■If you are a bicycle owner, heed this word of caution — lock your bicycle when it is not in use. Most of the complaints of stolen bicycles at Look Park in Florence result from youngsters failing to lock their bikes, Brian Elliott, park manager, reports.
■The Northampton school department now has a business administrator. He is Joseph Bobbin, a Northampton resident. He will earn $13,500 a year to supervise the business and technical details of the $5 million a year school department.
■Mayor Mary L. Ford is moving to outline early next week how the city and a volunteer-led effort to aid the homeless can work in greater harmony with Northampton’s neighborhoods. Ford planned to devote her time yesterday and today to consulting with people involved with efforts to base the Emergency Cot Shelter program at 123 Hawley St., in the Ward 3 neighborhood just east of downtown.
■Olwen O’Herlihy Dowling is leaving her post as director of the Center for the Arts less than a year after taking the job. The board plans to appoint an interim director while conducting a national search for a permanent replacement.

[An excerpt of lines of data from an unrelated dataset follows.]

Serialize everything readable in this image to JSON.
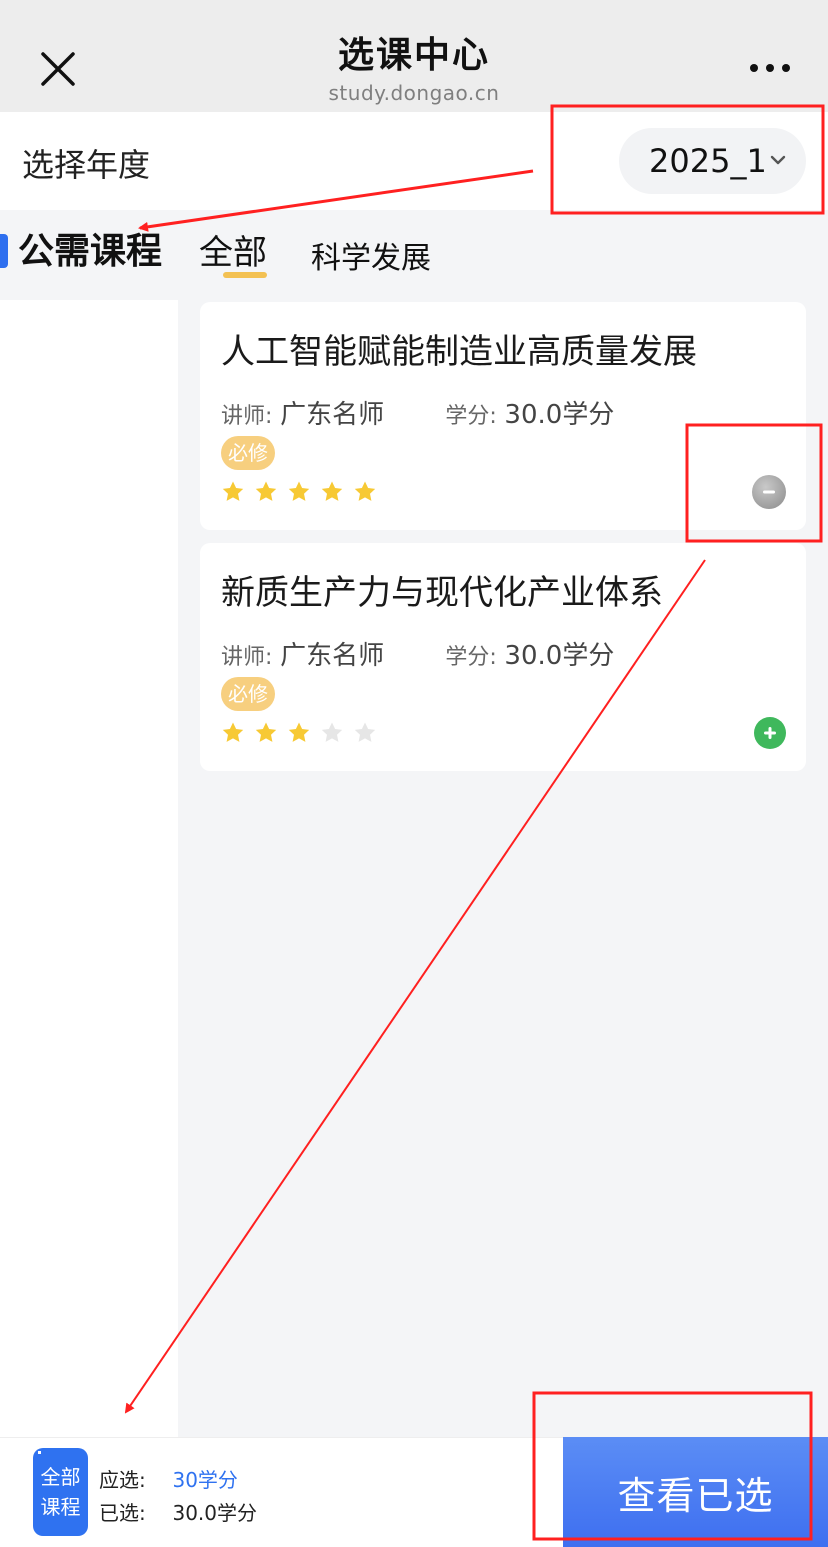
{
  "header": {
    "title": "选课中心",
    "subtitle": "study.dongao.cn",
    "close_icon": "close-icon",
    "more_icon": "more-dots-icon"
  },
  "year": {
    "label": "选择年度",
    "selected": "2025_1"
  },
  "category": {
    "title": "公需课程",
    "tabs": [
      {
        "label": "全部",
        "active": true
      },
      {
        "label": "科学发展",
        "active": false
      }
    ]
  },
  "courses": [
    {
      "title": "人工智能赋能制造业高质量发展",
      "teacher_label": "讲师:",
      "teacher": "广东名师",
      "credit_label": "学分:",
      "credit": "30.0学分",
      "tag": "必修",
      "rating": 5,
      "action": "remove"
    },
    {
      "title": "新质生产力与现代化产业体系",
      "teacher_label": "讲师:",
      "teacher": "广东名师",
      "credit_label": "学分:",
      "credit": "30.0学分",
      "tag": "必修",
      "rating": 3,
      "action": "add"
    }
  ],
  "footer": {
    "badge_line1": "全部",
    "badge_line2": "课程",
    "required_label": "应选:",
    "required_value": "30学分",
    "selected_label": "已选:",
    "selected_value": "30.0学分",
    "view_button": "查看已选"
  },
  "colors": {
    "accent": "#2f72f0",
    "tag": "#f7cf7f",
    "star_on": "#f7c934",
    "star_off": "#e6e6e6",
    "add": "#3fb85c",
    "annotation": "#ff2020"
  }
}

■Students begin arriving in large numbers at the University of Massachusetts today, but if last year’s staggered move-in is any indication, traffic backups will be a thing of the past. Amherst Police Capt. Christopher Pronovost said Wednesday that his department is no longer concerned about the flow of traffic, as most freshmen arrived today and upper-class students come back Sunday and Monday.
■Fish can’t do math, but they do know when they’re in hot water, according to the Connecticut River Watershed Council. The Greenfield environmental group Wednesday released an evaluation of the Vermont Yankee nuclear plant’s effect on river water temperatures, arguing it shouldn’t be allowed to use river water to cool the plant.